Old chromium mines, established in the World War II era, once existed between Morro Bay and Atascadero, as well as near Camp San Luis. Chromium mines also existed in San Luis Obispo’s Irish Hills, said Eva Ulz, the director of the History Center of San Luis Obispo County.
“The Dallidet family owned a chromium mine, in fact, and I believe we have journal entries and other references to their mining activities,” Ulz wrote in an email.
Macler said the mining history tells him that chromium is a naturally occurring substance in the area, and possibly some seepage occurred into the groundwater supply.

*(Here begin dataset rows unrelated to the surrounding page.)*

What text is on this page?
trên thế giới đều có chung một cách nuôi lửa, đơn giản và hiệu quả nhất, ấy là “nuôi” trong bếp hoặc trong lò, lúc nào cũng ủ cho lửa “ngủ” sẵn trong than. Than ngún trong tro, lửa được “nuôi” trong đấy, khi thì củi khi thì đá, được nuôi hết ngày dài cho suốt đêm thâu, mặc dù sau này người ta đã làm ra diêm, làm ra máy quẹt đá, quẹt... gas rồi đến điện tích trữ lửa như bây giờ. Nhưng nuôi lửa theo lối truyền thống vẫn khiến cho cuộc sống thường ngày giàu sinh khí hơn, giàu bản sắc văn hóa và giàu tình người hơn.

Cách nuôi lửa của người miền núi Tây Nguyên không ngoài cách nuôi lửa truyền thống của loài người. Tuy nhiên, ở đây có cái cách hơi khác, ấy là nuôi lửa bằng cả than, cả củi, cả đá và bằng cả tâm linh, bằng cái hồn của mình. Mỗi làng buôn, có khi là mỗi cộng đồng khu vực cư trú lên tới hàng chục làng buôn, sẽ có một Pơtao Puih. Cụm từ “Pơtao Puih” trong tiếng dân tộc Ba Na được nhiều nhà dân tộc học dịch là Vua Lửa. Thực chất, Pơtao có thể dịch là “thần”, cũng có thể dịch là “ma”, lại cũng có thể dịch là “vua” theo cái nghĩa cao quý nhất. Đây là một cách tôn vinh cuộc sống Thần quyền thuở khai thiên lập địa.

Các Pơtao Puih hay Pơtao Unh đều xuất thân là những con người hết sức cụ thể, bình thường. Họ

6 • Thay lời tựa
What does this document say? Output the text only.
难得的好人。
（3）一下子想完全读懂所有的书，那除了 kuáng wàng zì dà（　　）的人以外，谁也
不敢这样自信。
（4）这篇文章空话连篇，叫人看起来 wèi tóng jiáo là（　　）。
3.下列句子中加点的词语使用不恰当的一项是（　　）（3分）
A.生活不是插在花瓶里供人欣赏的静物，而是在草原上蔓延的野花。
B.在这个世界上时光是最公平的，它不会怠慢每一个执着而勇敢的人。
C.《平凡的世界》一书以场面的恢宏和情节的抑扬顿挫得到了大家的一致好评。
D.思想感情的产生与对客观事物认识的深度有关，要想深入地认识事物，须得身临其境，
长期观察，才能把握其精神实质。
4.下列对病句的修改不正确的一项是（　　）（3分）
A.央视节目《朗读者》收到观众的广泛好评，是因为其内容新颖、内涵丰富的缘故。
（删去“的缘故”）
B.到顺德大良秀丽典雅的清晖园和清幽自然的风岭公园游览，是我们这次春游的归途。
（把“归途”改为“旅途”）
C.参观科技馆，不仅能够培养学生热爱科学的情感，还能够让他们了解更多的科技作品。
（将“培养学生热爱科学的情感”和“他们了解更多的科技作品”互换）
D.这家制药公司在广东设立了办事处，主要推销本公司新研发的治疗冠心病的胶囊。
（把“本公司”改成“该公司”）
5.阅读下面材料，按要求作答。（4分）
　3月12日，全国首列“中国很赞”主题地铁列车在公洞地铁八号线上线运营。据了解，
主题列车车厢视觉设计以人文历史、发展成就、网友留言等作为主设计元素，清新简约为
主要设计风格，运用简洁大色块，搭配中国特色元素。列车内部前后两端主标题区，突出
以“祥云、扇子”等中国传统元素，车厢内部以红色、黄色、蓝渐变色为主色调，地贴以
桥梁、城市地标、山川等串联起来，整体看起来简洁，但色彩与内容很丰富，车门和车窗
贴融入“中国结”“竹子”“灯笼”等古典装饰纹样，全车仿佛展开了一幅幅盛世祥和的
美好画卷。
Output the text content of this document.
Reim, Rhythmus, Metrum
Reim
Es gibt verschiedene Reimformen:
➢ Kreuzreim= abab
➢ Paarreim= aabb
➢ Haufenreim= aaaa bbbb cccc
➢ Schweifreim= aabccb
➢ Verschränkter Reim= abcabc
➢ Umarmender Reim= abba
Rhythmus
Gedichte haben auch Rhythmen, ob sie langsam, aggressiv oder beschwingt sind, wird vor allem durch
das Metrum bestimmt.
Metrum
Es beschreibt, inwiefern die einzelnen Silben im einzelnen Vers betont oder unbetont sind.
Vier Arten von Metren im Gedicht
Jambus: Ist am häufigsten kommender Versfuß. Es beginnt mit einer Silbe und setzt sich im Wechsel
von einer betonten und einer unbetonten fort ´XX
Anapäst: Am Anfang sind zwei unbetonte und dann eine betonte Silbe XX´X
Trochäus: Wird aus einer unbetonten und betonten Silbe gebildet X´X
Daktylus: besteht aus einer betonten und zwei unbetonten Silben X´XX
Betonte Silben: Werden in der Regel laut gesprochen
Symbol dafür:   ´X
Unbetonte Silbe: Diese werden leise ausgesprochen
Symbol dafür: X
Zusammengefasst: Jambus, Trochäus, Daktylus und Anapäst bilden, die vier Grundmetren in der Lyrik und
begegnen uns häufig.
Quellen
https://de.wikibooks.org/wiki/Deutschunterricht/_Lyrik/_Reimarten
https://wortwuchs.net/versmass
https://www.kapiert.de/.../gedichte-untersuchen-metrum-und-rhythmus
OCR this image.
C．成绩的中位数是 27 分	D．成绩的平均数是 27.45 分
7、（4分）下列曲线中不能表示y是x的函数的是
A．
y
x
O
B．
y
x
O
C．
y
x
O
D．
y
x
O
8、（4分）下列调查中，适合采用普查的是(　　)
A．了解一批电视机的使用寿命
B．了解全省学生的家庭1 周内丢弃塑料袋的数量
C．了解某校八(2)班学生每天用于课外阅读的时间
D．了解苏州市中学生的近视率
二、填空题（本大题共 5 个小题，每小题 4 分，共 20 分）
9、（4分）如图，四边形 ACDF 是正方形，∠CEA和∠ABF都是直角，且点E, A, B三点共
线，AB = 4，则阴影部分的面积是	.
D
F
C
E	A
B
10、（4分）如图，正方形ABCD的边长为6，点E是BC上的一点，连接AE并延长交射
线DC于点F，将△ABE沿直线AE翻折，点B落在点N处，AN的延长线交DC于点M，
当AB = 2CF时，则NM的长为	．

“That’s different, however, than people taking paint and dumping it into the ground,” Macler said. “Still, if people have homes with wells close to where those mines were, it may be worth checking out if there are higher concentrations of hex chrome in that water. Congress doesn’t want us regulating individual wells, but still there’s a public health issue.”
Macler said, based on the test results coming from the district, he doesn’t believe the community at large is at risk.
10 micrograms per liter is California’s standard for Chromium 6 in potable water.
100 micrograms per liter is the federal standard for Chromium 6 in potable water.
Those with reverse-osmosis systems in their homes would be able to reduce chromium 6 levels in their individual water supplies. However, those systems waste a lot of water, Macler said.
The district’s contamination issue comes at a time when the district is limiting water use to 50 gallons per person per day.
Macler said experts could test for the source of the chromium 6 in the Los Osos well, but he isn’t sure how much that would cost or how involved it would be.
“That would be something for the district to look into,” Macler said. “It could be expensive. But it may not be. Perhaps they could reach out to (Cal Poly) on that.”